Après avoir longtemps refusé (ou fait semblant de refuser) la participation de Qalb Tounes au gouvernement Jemli, le parti islamiste se met maintenant à indirectement menacer de ne pas donner sa confiance à celui de Fakhfakh si ce dernier s’obstine à refuser l’idée d’un gouvernement d’union nationale, ou dit autrement, d’un gouvernement excluant… Qalb Tounes.
Par Cherif Ben Younès
Difficile d’espérer une déclaration aussi claire de la part d’un dirigeant d’Ennahdha, mais c’est, globalement, ce qu’a laissé entendre ce matin, mardi, 28 janvier 2020, Imed Khemiri, porte-parole du mouvement, lors de son apparition à l’émission «El matinale», sur Shems FM.
«Nous n’imposons pas un gouvernement d’union nationale, mais c’est l’intérêt du pays qui l’exige», a-t-il notamment indiqué, reprenant ce bon vieux prétexte passe-partout de l’«intérêt national», tant cher aux politiciens, où les responsabilités des partis sont diluées dans une responsabilité collective évanescente.

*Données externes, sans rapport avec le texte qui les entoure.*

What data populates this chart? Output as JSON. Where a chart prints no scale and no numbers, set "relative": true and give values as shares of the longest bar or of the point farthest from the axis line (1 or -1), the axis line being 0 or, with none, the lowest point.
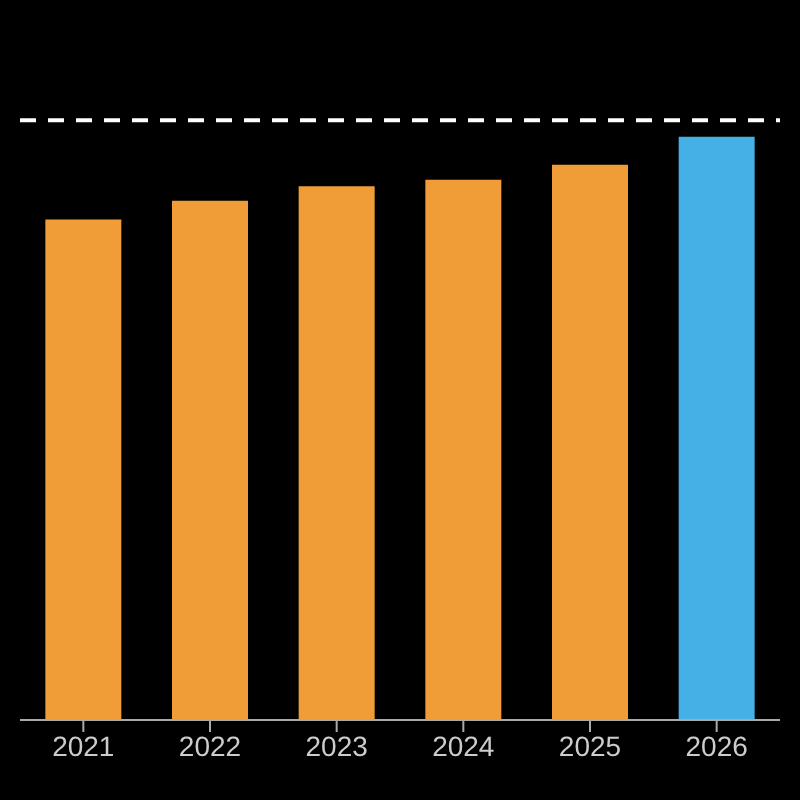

Ennahdha : Jamais sans Qalb Tounes
«Lorsque le chef du gouvernement désigné choisit une ceinture politique qui se limite à des éléments spécifiques, nous considérons que ce gouvernement n’a pas les ingrédients du succès. Par conséquent, une éventuelle participation d’Ennahdha serait en réalité une participation à un gouvernement pouvant échouer», a-t-il poursuivi, toujours avec cette manie de couper le cheveux en quatre chère aux islamistes, toujours fuyants et insaisissables, se la coulant douce dans une irresponsabilité collective.
Critiquant le critère qu’adoptera Elyes Fakhfakh pour choisir les partis avec lesquels il composera son gouvernement, à savoir le soutien de Kaïs Saïed lors du 2e tour de la présidentielle de 2019, Imed Khemiri a estimé que le gouvernement doit, plutôt, être basé sur les programmes économiques des partis et pas sur cette élection, «parce que les citoyens ont voté pour Kaïs Saïed sur la base de ses prérogatives en tant que président de la république et pas sur la base d’un programme gouvernemental», ajoute-t-il.
Le Nahdhaoui a, dans le même ordre d’idées, expliqué que «le gouvernement du président» est un concept inconstitutionnel, et que le gouvernement Fakhfakh est «celui de l’article 89 de la constitution».
«Elyes Fakhfakh est donc appelé à étendre les consultations avec toutes les parties [par allusion à Qalb Tounes], à l’exception de celles qui refusent et s’excluent elles-même [par allusion au Parti destourien libre], développe-t-il, et ce afin que nous n’allions pas, Dieu nous en préserve, à des élections anticipées».
M Khemiri assure néanmoins que les élections anticipées ne représentent pas une menace, mais une possibilité, «étant l’une des solutions constitutionnelles si la classe politique n’arrive pas à former un gouvernement fort et ayant la capacité de travailler».
Abir Moussi et le PDL en embuscade
Toutefois, tout semble indiquer que le fait d’évoquer aussi régulièrement cette hypothèse par les islamistes est bel et bien une menace. En effet, il serait peu probable qu’Ennahdha opte pour cette option et prenne le risque de perdre des sièges parlementaires, quelle que soit la composition gouvernementale, et ce notamment au vu des résultats des derniers sondages des intentions de vote, effectués par les bureaux d’études et de statistiques, plaçant désormais le parti islamiste au coude-à-coude avec son ennemi juré, le Parti destourien libre de Abir Moussi.
En tout cas, ce qui est sûr c’est que la vieille amitié entre Rached Ghannouchi, président d’Ennahdha, et Nabil Karoui, président de Qalb Tounes, a repris et elle est plus que jamais intense. Sinon qu’est-ce qui expliquerait cette pression exercée par le parti islamiste sur Elyes Fakhfakh?
Les deux hommes ont des intérêts sinon communs du moins similaires, et semblent décidés à barrer la route à tout gouvernement qui ferait de la lutte contre la corruption une priorité nationale, comme cela semble le cas de celui que Elyès Fakhfakh est en train de former.